We got to see him mid-morning the day of his birth and holding him was surreal. It has literally been 10-1/2 years since I held a newborn (my granddaughter) and I was a Nervous Nelly. I've always prided myself on being pretty comfortable with babies, but I've lost a step in confidence, I guess. But the joy of looking into his beautiful little face and examining his fingers and toes and ears and nose -- the miracle of this new life of possibility is not dimmed. I weep with happiness, relief, and anticipation of getting to know him -- what he will like, what will make him happy (or angry), hearing his laugh, watching him grow and learn and be part of our family.
When we had a Family Dinner with everyone together for the first time it was such a moment to see the joy on every face, the tears of thankfulness in every eye, as we took turns holding him and caring for him and hearing "new parents" stories again. My oldest granddaughter will be 16 in two weeks; her sister is 10-1/2. We are starting over with a big gap in between and I already know this time it will be different.
Son One and family live 10 minutes from us. When the girls were little we saw them often. In fact Hub and I did childcare for our younger granddaughter from 3 months to nearly 3 years old. There were weekly family dinners and lots of sleepovers and many times of babysitting. We still go to sports and school events often. We chauffeur them to camps and take day trips and and do outings on a whim.

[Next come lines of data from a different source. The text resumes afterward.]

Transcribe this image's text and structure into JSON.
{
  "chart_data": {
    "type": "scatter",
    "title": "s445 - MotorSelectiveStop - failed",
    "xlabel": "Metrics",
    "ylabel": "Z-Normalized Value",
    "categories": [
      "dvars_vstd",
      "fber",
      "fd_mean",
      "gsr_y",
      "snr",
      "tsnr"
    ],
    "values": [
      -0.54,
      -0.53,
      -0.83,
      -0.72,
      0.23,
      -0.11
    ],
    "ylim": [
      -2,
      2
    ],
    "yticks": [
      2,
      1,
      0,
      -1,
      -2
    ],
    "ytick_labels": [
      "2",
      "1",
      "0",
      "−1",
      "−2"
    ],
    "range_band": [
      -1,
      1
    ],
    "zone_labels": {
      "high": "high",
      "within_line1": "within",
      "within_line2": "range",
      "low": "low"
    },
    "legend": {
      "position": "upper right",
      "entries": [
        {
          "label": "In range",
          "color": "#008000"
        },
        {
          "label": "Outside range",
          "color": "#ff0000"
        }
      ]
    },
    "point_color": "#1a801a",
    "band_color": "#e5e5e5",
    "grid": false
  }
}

Son Two and his new family live 30 miles away along a heavily trafficked route that slows down what would generally be not too bad a drive, so popping in on each other is not so common. My plan is to somehow see them weekly but they are very busy with jobs, a new home, a ton of friends, a social life that is non-stop (although the new little guy might put a crimp in that eventually). They already have childcare lined up for when they go back to work. School and sports events down the line will not be so easy to pop in on and most visits will have to be planned in advance. We can adjust. It will just be different and I am grateful, at least, that we all live in the same area instead of in a different state with visits being only a few times a year, which was the case for my parents and my kids. I get it now why my mom cried when I told her we were moving 2000 miles away from them. I can't imagine...
I also realize Hub and I are in a different place in life too. We are working toward probably selling our big home in a couple of years and moving to a retirement community. Unlike our granddaughters who consider this their second home, this new little guy will not even remember it. But he will have other memories of Grandma/Grandpa time in a cool place with a restaurant where he can order anything he wants, explore a nature trail in the woods, visit the workshop where grandpa will make him toys, and he can go swimming in a huge swimming pool. There will also be a zillion "grandparents" doting over him. LOL
Life changes. This time around will be different. But what doesn't change is the overwhelming joy of seeing our family expand and the bittersweet recognition that I won't be around to see the end of my grandkids' stories. But if my love for them can inform any part of who they become, my life purpose will be fulfilled. Because that is what I am learning in my "Wise Woman Years" -- it's all about the love.